The trails were supposed to answer the question as to whether
or not ISPs could censor the world wide wibble without the whole lot going tits
up. Opposition politicians say that the report was written
ages ago but the government is refusing to release it. Obviously it does not
say what they want to hear, namely that effective censorship of the Internet
using white and black lists is impossible.
The Opposition's communications spokesman, Nick Minchin,
today called on the Communications Minister, Stephen Conroy, to "end this
farce and produce his long overdue trial results for independent
assessment". Live trials of the filtering policy, which is intended to
block "prohibited content" for all Australians as determined by a
secret Government blacklist, were initially slated to begin in December last
year and take about six weeks. The publication was pushed back until July, then
September and, today, the Government is still unable to put a date on when it
will release the results to the great unwashed.
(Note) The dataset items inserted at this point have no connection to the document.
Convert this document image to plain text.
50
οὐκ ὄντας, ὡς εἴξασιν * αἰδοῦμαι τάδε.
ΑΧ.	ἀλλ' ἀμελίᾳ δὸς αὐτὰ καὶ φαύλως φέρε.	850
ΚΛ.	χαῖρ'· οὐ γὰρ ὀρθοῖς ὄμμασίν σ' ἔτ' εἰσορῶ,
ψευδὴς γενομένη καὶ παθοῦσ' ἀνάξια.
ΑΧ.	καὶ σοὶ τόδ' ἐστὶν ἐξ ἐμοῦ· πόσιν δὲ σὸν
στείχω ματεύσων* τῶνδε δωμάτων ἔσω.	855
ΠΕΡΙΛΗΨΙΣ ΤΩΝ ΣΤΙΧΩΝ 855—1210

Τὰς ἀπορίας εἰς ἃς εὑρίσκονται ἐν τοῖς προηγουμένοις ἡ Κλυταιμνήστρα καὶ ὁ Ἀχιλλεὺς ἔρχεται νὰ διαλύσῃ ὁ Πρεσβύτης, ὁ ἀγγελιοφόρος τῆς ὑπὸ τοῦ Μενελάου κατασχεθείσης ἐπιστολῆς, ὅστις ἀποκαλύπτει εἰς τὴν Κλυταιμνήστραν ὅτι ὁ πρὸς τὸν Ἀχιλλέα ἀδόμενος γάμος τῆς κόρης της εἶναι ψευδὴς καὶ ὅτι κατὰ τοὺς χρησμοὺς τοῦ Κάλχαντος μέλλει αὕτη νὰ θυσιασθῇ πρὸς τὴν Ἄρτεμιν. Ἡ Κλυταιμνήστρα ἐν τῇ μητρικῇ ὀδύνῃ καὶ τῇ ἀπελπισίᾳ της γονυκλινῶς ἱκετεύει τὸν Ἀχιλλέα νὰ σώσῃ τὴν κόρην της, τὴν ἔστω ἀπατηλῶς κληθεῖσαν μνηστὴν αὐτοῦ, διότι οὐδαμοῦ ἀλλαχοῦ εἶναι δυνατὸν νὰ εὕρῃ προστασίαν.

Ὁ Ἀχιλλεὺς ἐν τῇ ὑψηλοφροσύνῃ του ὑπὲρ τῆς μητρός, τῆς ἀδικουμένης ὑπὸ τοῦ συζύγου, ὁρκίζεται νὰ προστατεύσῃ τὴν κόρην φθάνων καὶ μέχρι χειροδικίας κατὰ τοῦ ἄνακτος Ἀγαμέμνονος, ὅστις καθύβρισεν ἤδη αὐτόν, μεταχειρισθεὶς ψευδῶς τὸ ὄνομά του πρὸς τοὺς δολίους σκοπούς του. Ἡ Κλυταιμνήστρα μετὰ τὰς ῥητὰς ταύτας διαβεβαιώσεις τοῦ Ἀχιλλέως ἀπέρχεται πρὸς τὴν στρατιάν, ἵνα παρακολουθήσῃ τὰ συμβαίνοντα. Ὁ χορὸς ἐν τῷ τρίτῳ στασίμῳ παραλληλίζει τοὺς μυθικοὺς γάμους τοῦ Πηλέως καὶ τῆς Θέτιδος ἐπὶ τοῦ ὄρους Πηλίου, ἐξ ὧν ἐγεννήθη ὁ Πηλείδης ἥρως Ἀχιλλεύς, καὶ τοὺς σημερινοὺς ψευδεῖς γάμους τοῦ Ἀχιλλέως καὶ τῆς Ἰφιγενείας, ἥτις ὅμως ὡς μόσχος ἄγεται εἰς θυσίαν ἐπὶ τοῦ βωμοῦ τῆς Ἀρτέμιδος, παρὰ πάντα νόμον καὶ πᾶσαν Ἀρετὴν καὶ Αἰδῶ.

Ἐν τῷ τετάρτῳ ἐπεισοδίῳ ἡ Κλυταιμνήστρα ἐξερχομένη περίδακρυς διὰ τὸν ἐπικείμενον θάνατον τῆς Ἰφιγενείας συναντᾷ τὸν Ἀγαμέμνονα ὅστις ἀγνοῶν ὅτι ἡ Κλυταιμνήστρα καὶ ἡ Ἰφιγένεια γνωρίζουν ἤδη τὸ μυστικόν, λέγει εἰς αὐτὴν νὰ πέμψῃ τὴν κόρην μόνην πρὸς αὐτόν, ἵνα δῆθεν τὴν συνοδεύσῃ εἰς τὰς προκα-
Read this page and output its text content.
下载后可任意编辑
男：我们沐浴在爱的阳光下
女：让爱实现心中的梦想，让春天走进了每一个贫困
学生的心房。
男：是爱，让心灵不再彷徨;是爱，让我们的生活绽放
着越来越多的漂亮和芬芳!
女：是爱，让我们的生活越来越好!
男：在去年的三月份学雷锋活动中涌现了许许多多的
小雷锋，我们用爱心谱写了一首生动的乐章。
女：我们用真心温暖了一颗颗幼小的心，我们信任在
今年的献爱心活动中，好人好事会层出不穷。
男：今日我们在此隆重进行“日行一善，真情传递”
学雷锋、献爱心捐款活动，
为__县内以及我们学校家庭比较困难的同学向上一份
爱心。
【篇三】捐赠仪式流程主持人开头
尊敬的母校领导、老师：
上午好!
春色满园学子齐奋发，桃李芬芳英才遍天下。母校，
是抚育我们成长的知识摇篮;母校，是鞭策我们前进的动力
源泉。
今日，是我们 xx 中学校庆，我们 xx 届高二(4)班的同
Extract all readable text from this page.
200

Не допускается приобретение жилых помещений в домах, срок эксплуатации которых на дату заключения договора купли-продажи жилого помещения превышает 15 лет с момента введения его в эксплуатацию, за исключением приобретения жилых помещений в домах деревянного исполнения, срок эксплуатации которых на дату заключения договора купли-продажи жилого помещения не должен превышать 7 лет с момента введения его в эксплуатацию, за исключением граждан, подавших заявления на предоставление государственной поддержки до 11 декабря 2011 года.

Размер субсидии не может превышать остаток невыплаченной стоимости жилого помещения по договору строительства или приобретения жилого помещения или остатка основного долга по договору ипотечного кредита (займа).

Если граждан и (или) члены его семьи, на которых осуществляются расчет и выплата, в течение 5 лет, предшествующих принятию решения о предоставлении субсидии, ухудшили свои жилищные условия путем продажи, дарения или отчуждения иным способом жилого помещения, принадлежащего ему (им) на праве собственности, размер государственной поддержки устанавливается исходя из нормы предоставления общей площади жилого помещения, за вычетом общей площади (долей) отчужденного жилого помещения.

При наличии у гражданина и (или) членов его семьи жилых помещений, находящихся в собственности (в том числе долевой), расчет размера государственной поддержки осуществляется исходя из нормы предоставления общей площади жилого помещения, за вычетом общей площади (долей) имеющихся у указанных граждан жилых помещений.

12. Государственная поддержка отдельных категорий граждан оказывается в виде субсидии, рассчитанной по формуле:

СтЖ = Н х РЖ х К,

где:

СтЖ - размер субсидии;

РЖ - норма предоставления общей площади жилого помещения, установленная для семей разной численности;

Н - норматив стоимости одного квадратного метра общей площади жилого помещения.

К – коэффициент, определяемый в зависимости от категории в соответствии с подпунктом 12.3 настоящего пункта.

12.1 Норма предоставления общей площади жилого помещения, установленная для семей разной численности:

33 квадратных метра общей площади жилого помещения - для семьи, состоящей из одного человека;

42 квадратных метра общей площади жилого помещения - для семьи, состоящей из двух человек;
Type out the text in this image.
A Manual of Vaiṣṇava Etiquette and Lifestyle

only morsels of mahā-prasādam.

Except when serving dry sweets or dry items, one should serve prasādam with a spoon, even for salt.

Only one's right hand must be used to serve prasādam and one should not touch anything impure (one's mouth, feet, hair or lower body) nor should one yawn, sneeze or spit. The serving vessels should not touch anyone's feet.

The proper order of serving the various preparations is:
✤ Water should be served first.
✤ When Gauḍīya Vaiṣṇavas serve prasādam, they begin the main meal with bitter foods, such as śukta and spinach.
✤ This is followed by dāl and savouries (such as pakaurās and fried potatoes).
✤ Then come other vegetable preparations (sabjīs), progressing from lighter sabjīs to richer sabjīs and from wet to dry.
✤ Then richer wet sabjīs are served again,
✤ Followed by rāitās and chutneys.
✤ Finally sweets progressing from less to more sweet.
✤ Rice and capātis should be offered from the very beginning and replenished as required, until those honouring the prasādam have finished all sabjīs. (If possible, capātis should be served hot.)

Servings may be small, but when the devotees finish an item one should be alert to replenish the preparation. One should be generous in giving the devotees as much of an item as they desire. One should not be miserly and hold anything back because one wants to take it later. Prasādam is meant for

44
The plan is less popular than a tax on beer and sex in
Australia. Some think that the government will use the report to quietly axe
the plan. However it would mean breaking an election promise to
wrap children and adults in bubble wrap so that they cannot be harmed by
anything which could not be handled by a nun, retired colonel, fundamentalist
Christian or looney.
It is not as if the Government didn't try to fix the test
so that it could work. Only Eight small ISPs and one big one tested the
software on a limited basis. How that would reflect into the real world where
there are huge amounts of data involved, the government did not say. To make matters worse, the Government has said that it
has no criteria to determine whether the trials of the scheme were a success.
Last year a report told the government that its filtering
policy was fundamentally flawed. The government tried to sit on that report
too, but it was leaked to the media.